Entendemos que tal intersubjetividade só pode ser constituída a partir do momento em
que o médium lança mão da constituição de uma narrativa, que envolve o plano visual,
lingüístico, sonoro, performático como um todo, em que a negociação da realidade só será
possível a partir da articulação com os elementos constituídos a partir das disputas postas nos
múltiplos campos. De modo que mesmo no plano microssocial de interação e de
intersubjetividade temos aí as relações de poder postas que dinamizam as práticas dos
sujeitos. Mas por outro lado temos que não apenas isso também nos responde a nossa questão,
já que temos que nos confrontar com a idéia de que além de se circunscrever socialmente esta
dinâmica também se circunscreve espacial e temporalmente, de modo que a idéia de tempo
extraordinário apontado por DaMatta (1997) nos é necessária para a compreensão desta
realidade, uma vez que é neste espaço temporal e também espacial que a negociação de
sentido e a criação desta carga simbólica capaz de gerar a cura se faz possível.

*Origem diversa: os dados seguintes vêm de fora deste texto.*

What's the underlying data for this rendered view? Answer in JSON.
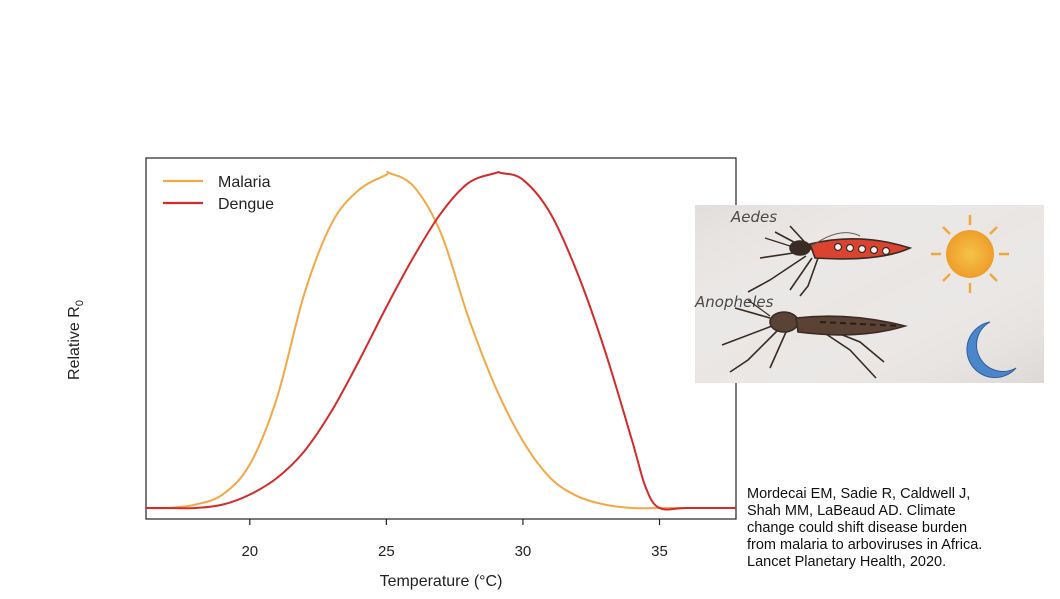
{
  "chart_data": {
    "type": "line",
    "xlabel": "Temperature (°C)",
    "ylabel": "Relative R",
    "ylabel_subscript": "0",
    "xlim": [
      16.2,
      37.8
    ],
    "ylim": [
      0,
      1
    ],
    "x_ticks": [
      20,
      25,
      30,
      35
    ],
    "y_ticks": [],
    "grid": false,
    "legend": "top-left",
    "series": [
      {
        "name": "Malaria",
        "color": "#f4a742",
        "x": [
          16.2,
          17,
          18,
          19,
          20,
          21,
          22,
          23,
          24,
          25,
          25.1,
          26,
          27,
          28,
          29,
          30,
          31,
          32,
          33,
          34,
          35,
          36,
          37.8
        ],
        "y": [
          0.0,
          0.0,
          0.01,
          0.04,
          0.13,
          0.33,
          0.64,
          0.85,
          0.95,
          0.995,
          1.0,
          0.96,
          0.82,
          0.57,
          0.36,
          0.2,
          0.09,
          0.035,
          0.01,
          0.0,
          0.0,
          0.0,
          0.0
        ]
      },
      {
        "name": "Dengue",
        "color": "#d42a2a",
        "x": [
          16.2,
          17,
          18,
          19,
          20,
          21,
          22,
          23,
          24,
          25,
          26,
          27,
          28,
          29,
          29.2,
          30,
          31,
          32,
          33,
          34,
          34.5,
          35,
          36,
          37.8
        ],
        "y": [
          0.0,
          0.0,
          0.0,
          0.01,
          0.04,
          0.09,
          0.17,
          0.29,
          0.44,
          0.6,
          0.75,
          0.88,
          0.97,
          1.0,
          1.0,
          0.98,
          0.88,
          0.7,
          0.47,
          0.2,
          0.06,
          0.0,
          0.0,
          0.0
        ]
      }
    ]
  },
  "sketch": {
    "label_top": "Aedes",
    "label_bottom": "Anopheles",
    "icons": [
      "aedes-mosquito-icon",
      "anopheles-mosquito-icon",
      "sun-icon",
      "moon-icon"
    ],
    "colors": {
      "paper": "#e9e6e4",
      "sun": "#f3b23a",
      "moon": "#4a86c9",
      "aedes_body": "#d9432f",
      "ink": "#3a2c24"
    }
  },
  "citation": [
    "Mordecai EM, Sadie R, Caldwell J,",
    "Shah MM, LaBeaud AD. Climate",
    "change could shift disease burden",
    "from malaria to arboviruses in Africa.",
    "Lancet Planetary Health, 2020."
  ]
}
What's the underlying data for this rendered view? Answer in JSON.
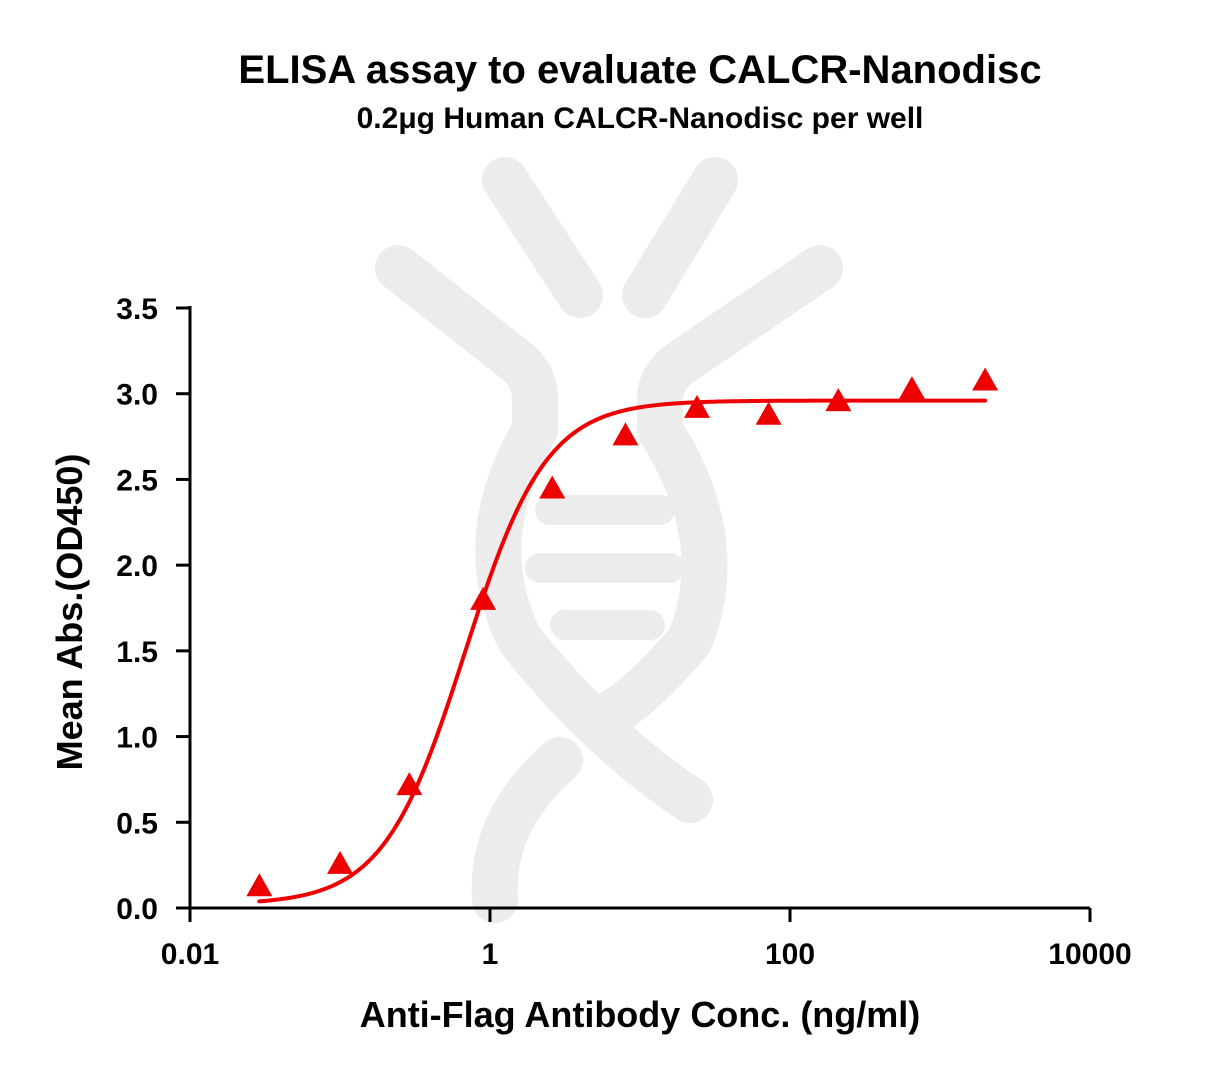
{
  "chart_data": {
    "type": "scatter",
    "title": "ELISA assay to evaluate CALCR-Nanodisc",
    "subtitle": "0.2μg Human CALCR-Nanodisc per well",
    "xlabel": "Anti-Flag Antibody Conc. (ng/ml)",
    "ylabel": "Mean Abs.(OD450)",
    "x_scale": "log",
    "xlim": [
      0.01,
      10000
    ],
    "ylim": [
      0.0,
      3.5
    ],
    "x_ticks": [
      {
        "value": 0.01,
        "label": "0.01"
      },
      {
        "value": 1,
        "label": "1"
      },
      {
        "value": 100,
        "label": "100"
      },
      {
        "value": 10000,
        "label": "10000"
      }
    ],
    "y_ticks": [
      {
        "value": 0.0,
        "label": "0.0"
      },
      {
        "value": 0.5,
        "label": "0.5"
      },
      {
        "value": 1.0,
        "label": "1.0"
      },
      {
        "value": 1.5,
        "label": "1.5"
      },
      {
        "value": 2.0,
        "label": "2.0"
      },
      {
        "value": 2.5,
        "label": "2.5"
      },
      {
        "value": 3.0,
        "label": "3.0"
      },
      {
        "value": 3.5,
        "label": "3.5"
      }
    ],
    "grid": false,
    "legend": "none",
    "marker": "triangle",
    "color": "#ee0000",
    "series": [
      {
        "x": [
          0.029,
          0.1,
          0.29,
          0.9,
          2.6,
          8.0,
          24.0,
          72.0,
          210,
          650,
          2000
        ],
        "y": [
          0.13,
          0.26,
          0.72,
          1.8,
          2.45,
          2.76,
          2.92,
          2.88,
          2.96,
          3.03,
          3.08
        ]
      }
    ],
    "fit": {
      "model": "4PL",
      "bottom": 0.02,
      "top": 2.96,
      "ec50": 0.68,
      "hill": 1.6,
      "x_range": [
        0.029,
        2000
      ]
    }
  }
}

O paciente deve se constituir como paciente, assim como o médium enquanto tal, de
modo que os papéis estabelecidos ao interagirem mediados por símbolos, que inclui aí a
própria linguagem, possa produzir novos elementos, quais sejam: as representações sobre
saúde, doença e cura. Tais elementos, como já foi posto, não possuem existência per se, mas
sim em meio a este processo de interação. Buscaremos neste momento compreender como
estes mediadores simbólicos são constituídos, de modo a estabelecer uma interpretação da
negociação performática da realidade.